I also really like the trend of talent teams embedded in newsrooms to help with recruiting, inclusion, and learning and development; I think we will see more of that. And I am curious to see what will happen to all the independent email newsletters that launched in 2021. The inevitable re-bundling has already begun.

Edward Roussel, head of digital, The Times and The Sunday Times

Buoyed by the success of Substack, major newsrooms are re-examining their newsletters strategies. Newsletters, at one point, seemed to be heading the same way as blogs - a form of online blather that (thankfully) disappeared without a trace in most newsrooms about a decade ago. Substack taught newsrooms what newsletters should be all about a personal connection between a rockstar writer and his/her audience. Something akin to a short, daily call with your smartest friend.


Charlie Beckett, director, Polis, LSE

Human journalism will become more, not less important in 2022.

Robots, automation, personalisation, data investigations and much more will continue to allow news organisations to become more efficient, better connected to audiences and smarter about newsgathering and content creation. But here is the paradox.
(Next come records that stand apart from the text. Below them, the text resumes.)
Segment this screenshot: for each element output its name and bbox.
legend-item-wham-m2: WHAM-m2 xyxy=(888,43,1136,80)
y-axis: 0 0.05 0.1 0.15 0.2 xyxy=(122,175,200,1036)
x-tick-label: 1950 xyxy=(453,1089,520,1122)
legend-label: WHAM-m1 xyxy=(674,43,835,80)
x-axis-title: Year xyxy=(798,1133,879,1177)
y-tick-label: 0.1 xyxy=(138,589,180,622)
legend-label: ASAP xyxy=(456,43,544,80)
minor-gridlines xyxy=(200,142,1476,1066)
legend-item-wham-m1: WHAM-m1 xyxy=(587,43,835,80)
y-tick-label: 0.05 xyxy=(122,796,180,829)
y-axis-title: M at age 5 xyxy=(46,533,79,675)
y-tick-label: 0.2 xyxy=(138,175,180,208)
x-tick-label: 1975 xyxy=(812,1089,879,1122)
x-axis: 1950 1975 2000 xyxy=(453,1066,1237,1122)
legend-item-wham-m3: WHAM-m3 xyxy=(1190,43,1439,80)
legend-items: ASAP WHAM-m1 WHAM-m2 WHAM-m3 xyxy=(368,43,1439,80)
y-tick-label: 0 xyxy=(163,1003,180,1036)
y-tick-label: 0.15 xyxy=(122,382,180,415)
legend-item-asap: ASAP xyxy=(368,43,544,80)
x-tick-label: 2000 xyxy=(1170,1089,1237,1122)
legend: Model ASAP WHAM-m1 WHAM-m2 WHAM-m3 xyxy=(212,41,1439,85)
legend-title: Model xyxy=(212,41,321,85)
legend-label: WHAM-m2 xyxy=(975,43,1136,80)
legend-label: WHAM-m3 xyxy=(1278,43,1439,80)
The more that the machines or algorithms augment our journalism, the more that added value will come from the human element.

The pressures of digital change, social media expansion and competition for attention mean mainstream newsrooms and journalists are also revamping their formats and story-telling.

You cannot get a machine to do what talented journalists, like TikTok influencer Sophia Smith Galer or BBC’s Ros Atkins, are doing. But they would not have the impact they do without the power of algorithms and the connectivity of networks. Sensible newsrooms are going to spend the next few years continuing to catch up with technological change and the new behaviour and needs of digital audiences.

Gary Liu, CEO, South China Morning Post

Artificial intelligence (AI) and machine learning will become an integral part of advancing the news business, in and around the newsroom. For example, AI can be used to address things like topic tagging, content recommendations, personalising user experiences and moderating comments. Data and machine learning can provide prescriptive analytics to develop strategies and drive successful business planning decisions.

Blockchain technology is disrupting industries, including the media landscape. Blockchain technology can meaningfully elevate the news industry and the way journalism can serve readers and the community. For example, blockchain’s shared ledger system can foster trust, transparency, efficiency, speed, and security. It enables greater transparency of the source and production of media content and this is crucial for readers to rebuild trust in the reputability of legitimate news sources.